Search code examples
windowsvb.netsortingrule

What is the right arrangement of these two names if we sort it


I have two folders with names CLP2_v6 and CLP_DE0_v7. When I tried to sort it using Icomparer the result is:

Using StrCmpLogicalW(Windows):
CLP_DE0_v7
CLP2_v6

I'm confusing right now it's because when I tried to sort that words using this Text Line Sorter gave me a different answer:

Using TextLineSorter:
CLP2_v6
CLP_DE0_v7

What I want to display on my program is like this:

Preferred:
CLP2_v6
CLP_DE0_v7

Here VB.net is my code:

Public Class StringCompare
Implements IComparer(Of String)

Declare Unicode Function StrCmpLogicalW Lib "shlwapi.dll" _
(ByVal s1 As String, ByVal s2 As String) As Int32

Public Function Compare(x As String, y As String) As Integer Implements _
        System.Collections.Generic.IComparer(Of String).Compare
    Return StrCmpLogicalW(x, y)
End Function
End Class

Sub Main()
Dim UsortedArray() As String = {
        "CLP_DE0_v7",
        "CLP2_v6"
      }

    Dim rc As New StringCompare()
    Console.WriteLine(vbLf & "Windows Sorting:")
    Array.Sort(UsortedArray, rc)

    Console.WriteLine()
    For Each dinosaur As String In UsortedArray
        Console.WriteLine(dinosaur)
    Next
End Sub

What is the right arrangement if we'll try to sort these two words? Does sorting have many rules to follow? or Sorting have many standards?


Solution

  • There are many different approaches to sorting depending on required results, context or available tools. Since you have .NET you're not limited to technology, but your own requirements.

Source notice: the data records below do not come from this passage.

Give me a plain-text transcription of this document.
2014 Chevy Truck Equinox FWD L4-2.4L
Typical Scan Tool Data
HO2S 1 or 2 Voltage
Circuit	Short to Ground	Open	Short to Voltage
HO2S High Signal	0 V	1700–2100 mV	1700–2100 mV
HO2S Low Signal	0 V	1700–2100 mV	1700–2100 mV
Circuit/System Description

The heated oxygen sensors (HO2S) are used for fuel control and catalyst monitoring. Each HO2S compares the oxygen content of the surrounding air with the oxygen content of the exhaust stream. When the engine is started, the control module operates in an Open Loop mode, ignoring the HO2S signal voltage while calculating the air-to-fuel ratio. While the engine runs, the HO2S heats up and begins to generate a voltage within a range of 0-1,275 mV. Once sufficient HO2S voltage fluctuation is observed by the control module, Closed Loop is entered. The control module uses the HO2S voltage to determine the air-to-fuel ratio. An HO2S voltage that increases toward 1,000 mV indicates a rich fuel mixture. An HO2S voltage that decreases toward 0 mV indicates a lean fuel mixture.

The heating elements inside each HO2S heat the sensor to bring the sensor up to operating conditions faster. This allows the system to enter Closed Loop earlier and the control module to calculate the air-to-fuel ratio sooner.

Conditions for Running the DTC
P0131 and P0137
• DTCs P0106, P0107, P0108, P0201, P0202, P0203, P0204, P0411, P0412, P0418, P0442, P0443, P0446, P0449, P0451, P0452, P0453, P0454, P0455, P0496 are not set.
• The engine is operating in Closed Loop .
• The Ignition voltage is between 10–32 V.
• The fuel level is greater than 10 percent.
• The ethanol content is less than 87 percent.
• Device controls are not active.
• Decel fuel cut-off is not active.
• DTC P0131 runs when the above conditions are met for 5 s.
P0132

    Consider theese situations:

    Culture specific

    'Array sorted by English culture   
    {"aa", "bb", "cc", "ch", "dd", "ee", "ff", "gg", "hh", "ii"}
    'Same array sorted by Czech culture   
    {"aa", "bb", "cc", "dd", "ee", "ff", "gg", "hh", "ch", "ii"}
    

    And have you ever heard of ě, ê, è, é ? :)

    Where do you put them? Before "e", after "e", after, "z"? That would depend on your culture and needs.

    Technology specific

    Let's say you have your ANSI string in array of bytes. Sortig by byte-value returns something different then sorting by char position in alphabet.

    User-needs specific

    Is "a" more than "A"? What in general? What in your specific need? Is directory named "9" more than directory named "10"? Sort it as string and you'll get {"10", "9"}, open it in windows explorer and you'll see {"9", "10}. Open it in Total Commander and you'll get {"10", "9"} again for the same directory.

    Conclusion

    You should define what you really need in your specific case. And find proper or easy way how to do it. In .NET your results will depenend on Threading.Thread.CurrentThread.CultureInfo or your own IComparer that you can provide to IList.Sort method or SortedList/SortedSet constructors.

    Risks

    You should be aware of different sorting under different culture info. For example creating and filling SortedList(Of String, Object) under "hu-HU" culture will cause weird exceptions in some cases after reading items under "cs-CZ" culture since the items would not be sorted as expected and binary search tree would be confused.